I have the following Python script (in Jupyter) which is supposed to extract address information using regex (unit numbers are already cleaned up and street types are abbreviated before this step):

type_opts = r"Terrace|Way|Walk|St|Rd|Ave|Cl|Ct|Cres|Blvd|Dr|Ln|Pl|Sq|Pde"
road_attrs_pattern = r"(?P<rd_no>\w?\d+(\-\d+)?\w?\s+)(?P<rd_nm>[a-zA-z \-]+)(?#\s+(?P<rd_tp>" + type_opts + ")"
print("Road Attr Pattern: ", road_attrs_pattern)
road_attrs = re.match(road_attrs_pattern, proc_addr)
road_num = road_attrs.group('rd_no').strip()
print("Road number: ", road_num)
road_name = road_attrs.group('rd_nm').strip()
print("Road name: ", road_name)
road_type = road_attrs.group('rd_tp').strip()
print("Road type: ", road_type)

I'm using this address:

Burrah lodge, 15 Anne Jameson Pl

This results in the following print-out:

Road Attr Pattern:  (?P<rd_no>\w?\d+(\-\d+)?\w?\s+)(?P<rd_nm>[a-zA-z \-]+)(?#\s+(?P<rd_tp>Terrace|Way|Walk|St|Rd|Ave|Cl|Ct|Cres|Blvd|Dr|Ln|Pl|Sq|Pde)

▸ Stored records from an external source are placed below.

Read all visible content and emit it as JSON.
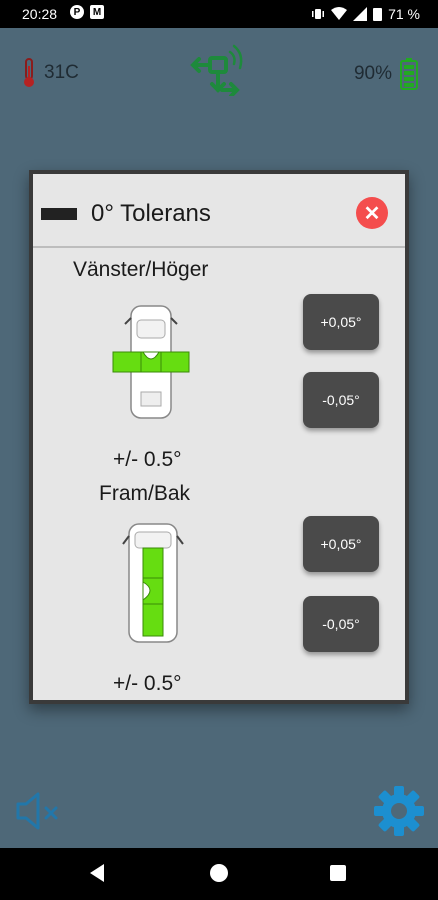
{
  "status_bar": {
    "time": "20:28",
    "battery": "71 %"
  },
  "header": {
    "temperature": "31C",
    "battery_level": "90%"
  },
  "dialog": {
    "title": "0° Tolerans",
    "sections": [
      {
        "label": "Vänster/Höger",
        "tolerance": "+/- 0.5°",
        "plus_button": "+0,05°",
        "minus_button": "-0,05°"
      },
      {
        "label": "Fram/Bak",
        "tolerance": "+/- 0.5°",
        "plus_button": "+0,05°",
        "minus_button": "-0,05°"
      }
    ]
  },
  "colors": {
    "accent": "#2b9ecf",
    "level_green": "#66dd11",
    "close": "#f44d4d"
  }
}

But then throws an error saying the street number is not available AttributeError: 'NoneType' object has no attribute 'group'.

However a copy-paste in Regex101 here says it should work, and looking over the Regex it's my view that it should work also...

It should print-out the following:

Road Attr Pattern:  (?P<rd_no>\w?\d+(\-\d+)?\w?\s+)(?P<rd_nm>[a-zA-z \-]+)(?#\s+(?P<rd_tp>Terrace|Way|Walk|St|Rd|Ave|Cl|Ct|Cres|Blvd|Dr|Ln|Pl|Sq|Pde)
Road number: 15
Road name: Anne Jameson
Road type: Pl

Solution

  • According to the docs, re.match checks for a match at the beginning of the string.

    Since you're looking for a match that starts partway through the string, you'll want re.search instead.